Automated Detection and Analysis of Data Practices Using A Real-World Corpus

Mukund Srinath,Pranav Venkit,Maria Badillo,Florian Schaub,C. Lee Giles,Shomir Wilson
2024-02-17
Abstract:Privacy policies are crucial for informing users about data practices, yet their length and complexity often deter users from reading them. In this paper, we propose an automated approach to identify and visualize data practices within privacy policies at different levels of detail. Leveraging crowd-sourced annotations from the ToS;DR platform, we experiment with various methods to match policy excerpts with predefined data practice descriptions. We further conduct a case study to evaluate our approach on a real-world policy, demonstrating its effectiveness in simplifying complex policies. Experiments show that our approach accurately matches data practice descriptions with policy excerpts, facilitating the presentation of simplified privacy information to users.

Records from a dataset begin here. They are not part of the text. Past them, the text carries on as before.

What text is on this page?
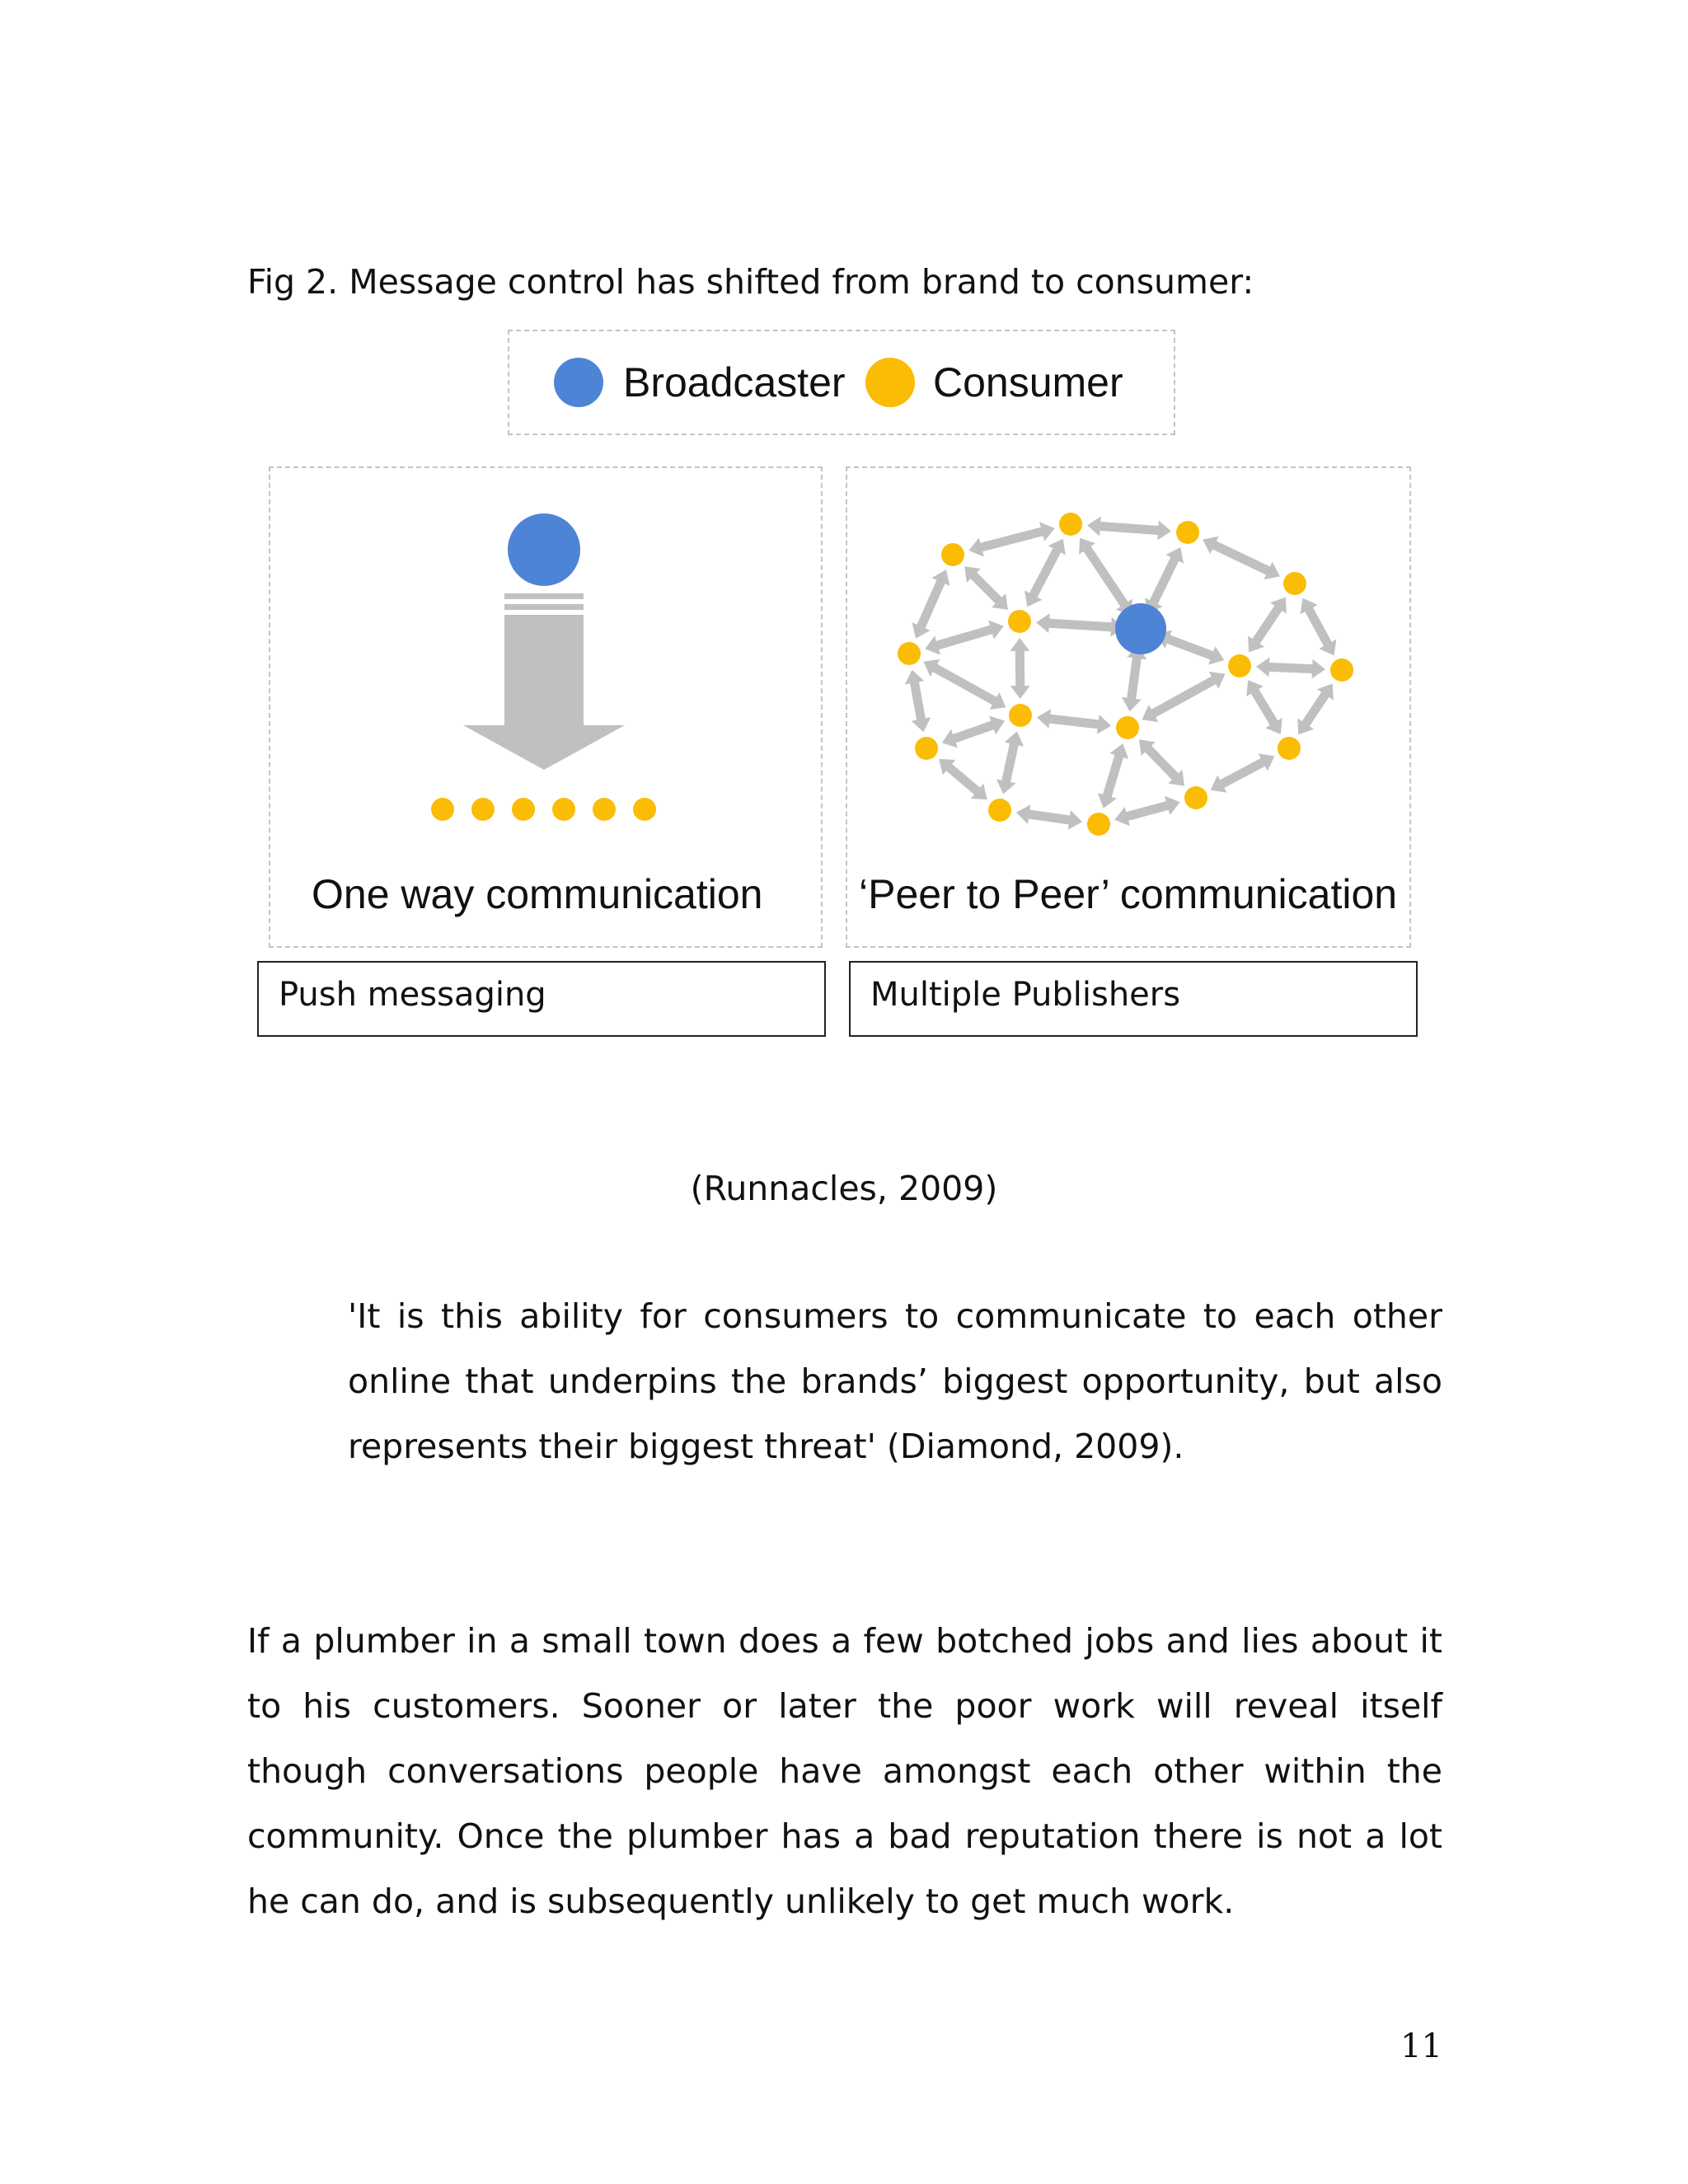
Fig 2. Message control has shifted from brand to consumer:
Broadcaster Consumer
One way communication ‘Peer to Peer’ communication
Push messaging	Multiple Publishers
(Runnacles, 2009)
'It is this ability for consumers to communicate to each other online that underpins the brands’ biggest opportunity, but also represents their biggest threat' (Diamond, 2009).
If a plumber in a small town does a few botched jobs and lies about it to his customers. Sooner or later the poor work will reveal itself though conversations people have amongst each other within the community. Once the plumber has a bad reputation there is not a lot he can do, and is subsequently unlikely to get much work.
11
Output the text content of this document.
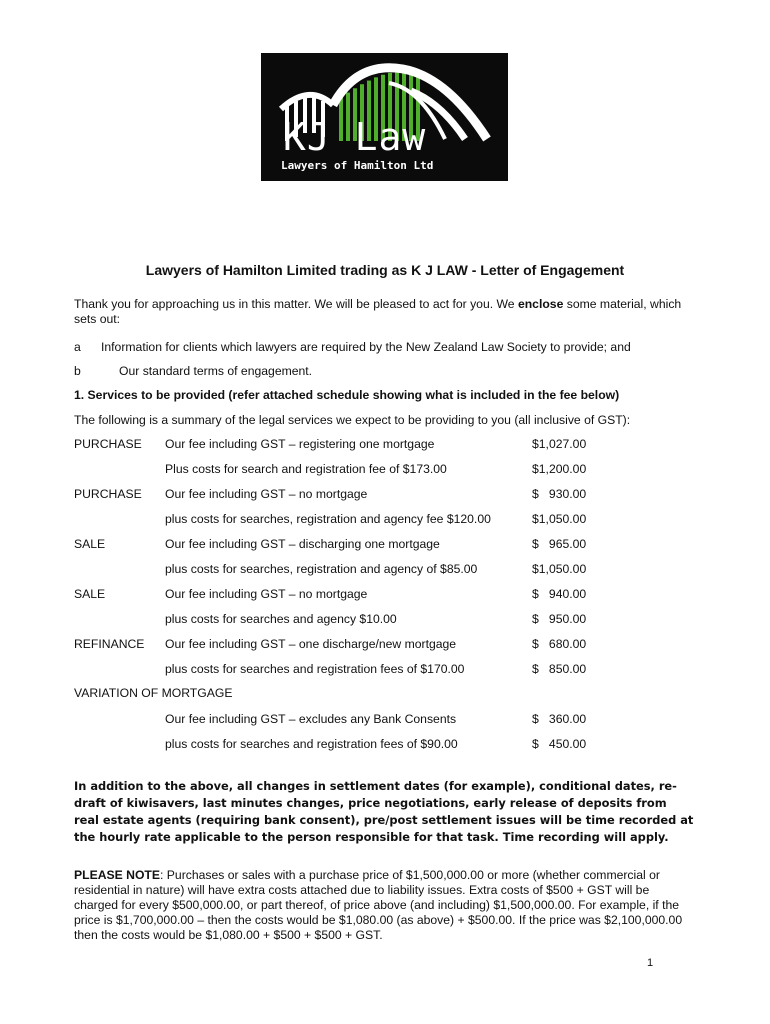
KJ Law
Lawyers of Hamilton Ltd
Lawyers of Hamilton Limited trading as K J LAW - Letter of Engagement
Thank you for approaching us in this matter. We will be pleased to act for you. We enclose some material, which sets out:
a Information for clients which lawyers are required by the New Zealand Law Society to provide; and
b	Our standard terms of engagement.
1. Services to be provided (refer attached schedule showing what is included in the fee below)
The following is a summary of the legal services we expect to be providing to you (all inclusive of GST):
PURCHASE Our fee including GST – registering one mortgage	$1,027.00
Plus costs for search and registration fee of $173.00	$1,200.00
PURCHASE Our fee including GST – no mortgage	$   930.00
plus costs for searches, registration and agency fee $120.00	$1,050.00
SALE	Our fee including GST – discharging one mortgage	$   965.00
plus costs for searches, registration and agency of $85.00	$1,050.00
SALE	Our fee including GST – no mortgage	$   940.00
plus costs for searches and agency $10.00	$   950.00
REFINANCE Our fee including GST – one discharge/new mortgage	$   680.00
plus costs for searches and registration fees of $170.00	$   850.00
VARIATION OF MORTGAGE
Our fee including GST – excludes any Bank Consents	$   360.00
plus costs for searches and registration fees of $90.00	$   450.00
In addition to the above, all changes in settlement dates (for example), conditional dates, re-draft of kiwisavers, last minutes changes, price negotiations, early release of deposits from real estate agents (requiring bank consent), pre/post settlement issues will be time recorded at the hourly rate applicable to the person responsible for that task. Time recording will apply.
PLEASE NOTE: Purchases or sales with a purchase price of $1,500,000.00 or more (whether commercial or residential in nature) will have extra costs attached due to liability issues. Extra costs of $500 + GST will be charged for every $500,000.00, or part thereof, of price above (and including) $1,500,000.00. For example, if the price is $1,700,000.00 – then the costs would be $1,080.00 (as above) + $500.00. If the price was $2,100,000.00 then the costs would be $1,080.00 + $500 + $500 + GST.
1
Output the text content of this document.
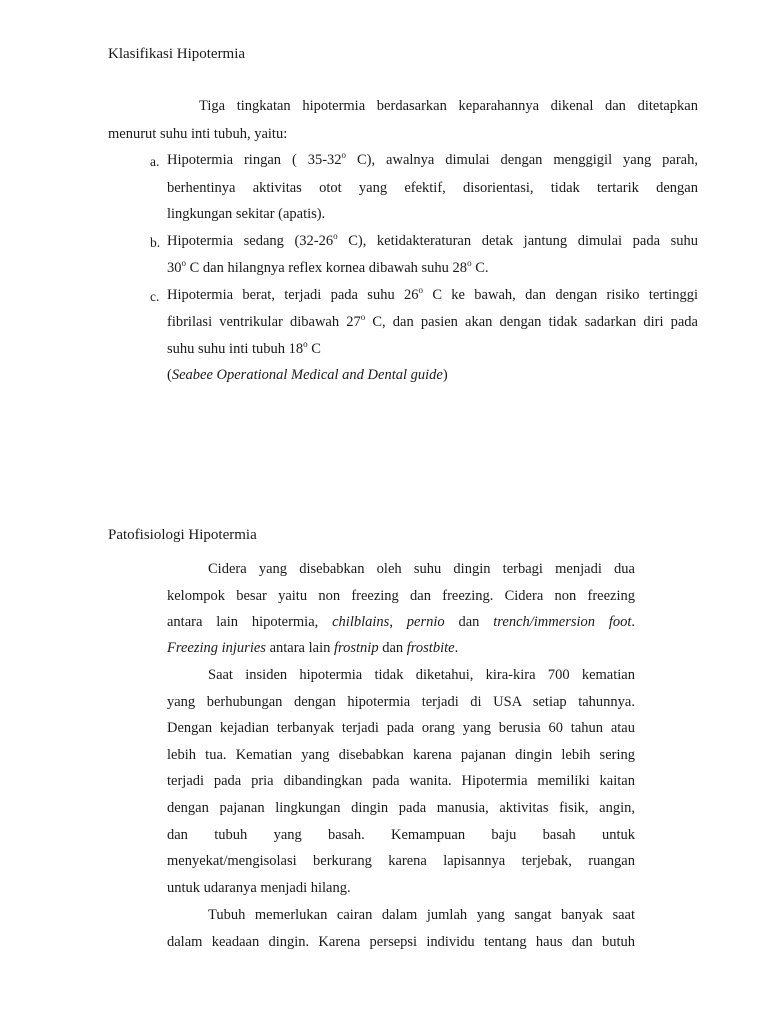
Klasifikasi Hipotermia
Tiga tingkatan hipotermia berdasarkan keparahannya dikenal dan ditetapkan
menurut suhu inti tubuh, yaitu:
a. Hipotermia ringan ( 35-32$^o$ C), awalnya dimulai dengan menggigil yang parah,
berhentinya aktivitas otot yang efektif, disorientasi, tidak tertarik dengan
lingkungan sekitar (apatis).
b. Hipotermia sedang (32-26$^o$ C), ketidakteraturan detak jantung dimulai pada suhu
30$^o$ C dan hilangnya reflex kornea dibawah suhu 28$^o$ C.
c. Hipotermia berat, terjadi pada suhu 26$^o$ C ke bawah, dan dengan risiko tertinggi
fibrilasi ventrikular dibawah 27$^o$ C, dan pasien akan dengan tidak sadarkan diri pada
suhu suhu inti tubuh 18$^o$ C
(Seabee Operational Medical and Dental guide)
Patofisiologi Hipotermia
Cidera yang disebabkan oleh suhu dingin terbagi menjadi dua
kelompok besar yaitu non freezing dan freezing. Cidera non freezing
antara lain hipotermia, chilblains, pernio dan trench/immersion foot.
Freezing injuries antara lain frostnip dan frostbite.
Saat insiden hipotermia tidak diketahui, kira-kira 700 kematian
yang berhubungan dengan hipotermia terjadi di USA setiap tahunnya.
Dengan kejadian terbanyak terjadi pada orang yang berusia 60 tahun atau
lebih tua. Kematian yang disebabkan karena pajanan dingin lebih sering
terjadi pada pria dibandingkan pada wanita. Hipotermia memiliki kaitan
dengan pajanan lingkungan dingin pada manusia, aktivitas fisik, angin,
dan tubuh yang basah. Kemampuan baju basah untuk
menyekat/mengisolasi berkurang karena lapisannya terjebak, ruangan
untuk udaranya menjadi hilang.
Tubuh memerlukan cairan dalam jumlah yang sangat banyak saat
dalam keadaan dingin. Karena persepsi individu tentang haus dan butuh
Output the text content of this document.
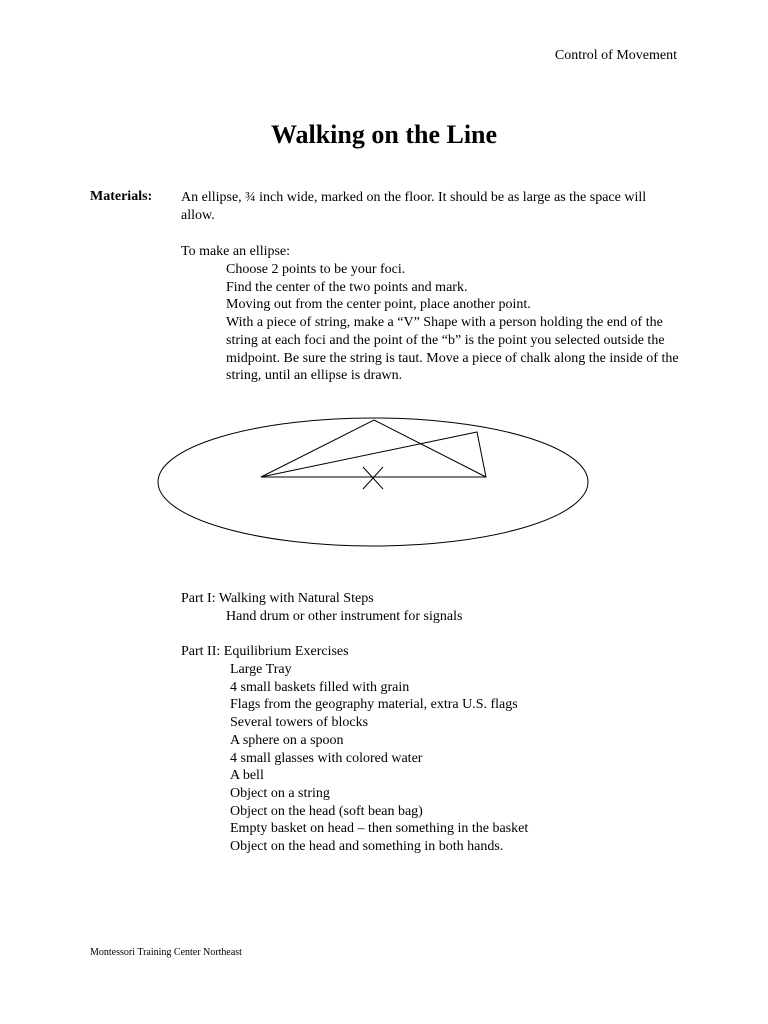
Control of Movement
Walking on the Line
Materials: An ellipse, ¾ inch wide, marked on the floor. It should be as large as the space will allow.
To make an ellipse:
Choose 2 points to be your foci.
Find the center of the two points and mark.
Moving out from the center point, place another point.
With a piece of string, make a “V” Shape with a person holding the end of the string at each foci and the point of the “b” is the point you selected outside the midpoint. Be sure the string is taut. Move a piece of chalk along the inside of the string, until an ellipse is drawn.
Part I: Walking with Natural Steps
Hand drum or other instrument for signals
Part II: Equilibrium Exercises
Large Tray
4 small baskets filled with grain
Flags from the geography material, extra U.S. flags
Several towers of blocks
A sphere on a spoon
4 small glasses with colored water
A bell
Object on a string
Object on the head (soft bean bag)
Empty basket on head – then something in the basket
Object on the head and something in both hands.
Montessori Training Center Northeast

Cryptography and Security,Machine Learning
What problem does this paper attempt to address?
The main problem that this paper attempts to solve is to simplify and automate the identification and visualization of data practices in privacy policies, in order to help users understand these complex and lengthy documents more easily. Specifically: 1. **Problems of complexity and readability of privacy policies**: - Privacy policies are usually very long and difficult to understand, causing users to be unwilling or unable to read them carefully. - Users need to spend a great deal of time (about 200 hours per year) to read all the privacy policies they encounter. - These policies usually use complex legal terms, making it difficult for ordinary users to understand. 2. **Automated data practice matching**: - By using the crowdsourced annotation data on the ToS;DR platform, the researchers proposed an automatic method to match the paragraphs in privacy policies with predefined data practice descriptions. - This method aims to simplify the presentation of privacy information, enabling users to more easily understand how their online data is processed. 3. **Multi - level privacy label design**: - A privacy label system has been designed, which can provide users with information about their data privacy at different levels of detail. - The label system is divided into different rating categories (such as block, poor, neutral, good) according to the quality of data practices, and is represented by color - coding (red, yellow, gray, green). ### Core contributions of the paper - **Manual analysis and clustering**: A manual analysis of the data descriptions on the ToS;DR platform was carried out, and similar data practices were clustered together. - **Automatic matching method**: A method for automatically matching privacy policy paragraphs with data practice descriptions was developed. - **Privacy label design**: A multi - level privacy label was designed to provide privacy information at different levels of detail. Through these methods, the researchers hope to lower the threshold for users to understand and evaluate privacy policies, enabling them to make better - informed privacy decisions.